Photo by: Colonial Creek Farm

Colonial Creek Farm

Pelargonium 'Apricot' has a fruity fragrance and an upright growth habit that makes it ideal for containers.

Scented geraniums prefer full sun, but they may need protection from the hot afternoon sun, especially in Southern climates. Before the temperatures drop to freezing, take cuttings or bring your potted plants indoors for the winter. Give them a brightly lit exposure, or they may stretch toward the light and start to look leggy. Fertilize very little, if at all, until spring, and then feed lightly. Feeding too heavily can also cause legginess.

Buds will start forming as the days get longer. Once active growth starts, you may want to prune or pinch your plants back, so they'll stay bushy and shrubby, but wait until the flowers finish. Stop pruning and pinching in late fall. 

Scented geraniums are usually free of pests and disease. If you do spot common pests, like aphids or whiteflies, use a product labeled for indoor or outdoor use, depending on where your plants are growing, and follow the directions. 

Ready for more fragrant flowers? Scented geraniums are tricky to grow from seed (and hybridized varieties won’t grow true-to-type—that is, the seeds won’t always produce baby plants that look like the parent). They’re easier to reproduce by cuttings. Use a sharp knife to cut a stem 3 to 4 inches long. Strip off the leaves about an inch from the bottom of the cutting, and insert it into a mix of sand and perlite. Keep the cutting moist, but not soggy, until roots form. Then you can transplant it into regular potting mix in a 4" pot. Once the potted cutting has a strong root system, and the weather is reliably warm, move it into the garden or a larger pot.  

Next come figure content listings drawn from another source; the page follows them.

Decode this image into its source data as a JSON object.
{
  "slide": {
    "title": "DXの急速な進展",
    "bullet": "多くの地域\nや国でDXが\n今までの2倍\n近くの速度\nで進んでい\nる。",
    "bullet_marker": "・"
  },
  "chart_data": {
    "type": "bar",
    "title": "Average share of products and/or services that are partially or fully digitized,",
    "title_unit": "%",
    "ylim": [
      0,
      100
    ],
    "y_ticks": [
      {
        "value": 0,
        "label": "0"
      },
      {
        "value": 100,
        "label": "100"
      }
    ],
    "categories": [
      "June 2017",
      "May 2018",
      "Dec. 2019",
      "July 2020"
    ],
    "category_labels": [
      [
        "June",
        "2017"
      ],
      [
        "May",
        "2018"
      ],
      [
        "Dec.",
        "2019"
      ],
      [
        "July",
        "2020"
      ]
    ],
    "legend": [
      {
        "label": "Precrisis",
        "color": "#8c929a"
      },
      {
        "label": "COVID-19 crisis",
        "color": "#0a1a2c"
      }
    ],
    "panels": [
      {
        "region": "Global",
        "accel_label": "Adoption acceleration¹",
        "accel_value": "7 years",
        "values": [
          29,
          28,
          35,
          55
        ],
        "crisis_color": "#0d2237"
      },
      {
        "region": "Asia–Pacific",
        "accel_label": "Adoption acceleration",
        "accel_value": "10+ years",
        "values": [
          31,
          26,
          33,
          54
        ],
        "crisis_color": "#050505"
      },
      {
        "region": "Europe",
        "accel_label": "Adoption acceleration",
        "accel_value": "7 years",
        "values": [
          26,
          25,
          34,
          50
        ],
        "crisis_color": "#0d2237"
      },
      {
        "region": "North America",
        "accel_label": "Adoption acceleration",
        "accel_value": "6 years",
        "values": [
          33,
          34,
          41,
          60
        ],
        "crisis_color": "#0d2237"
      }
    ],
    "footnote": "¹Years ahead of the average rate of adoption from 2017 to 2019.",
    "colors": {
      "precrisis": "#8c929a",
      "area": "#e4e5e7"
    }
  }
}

How to Use Scented Geranium Leaves

Note: Never use scented geraniums that have been treated with insecticides or pesticides in anything you eat or drink, or in finger bowls.

- Wash the leaves, pat them dry and add them to jellies and jams.

- Float a few leaves in a crystal bowl filled with water. Lemon-scented leaves were used in finger bowls in the Victorian era.

- Layer rose geranium leaves with sugar and cover tightly. Sprinkle the scented sugar over desserts or into tea.

- Sew the dried leaves into sachets.

- Mix a few stems of scented geraniums into bouquets of cut flowers.

- Grow the plants in mixed containers or garden beds.

- Dry the leaves to add to potpourri.

- Pin a cutting to your jacket or blouse.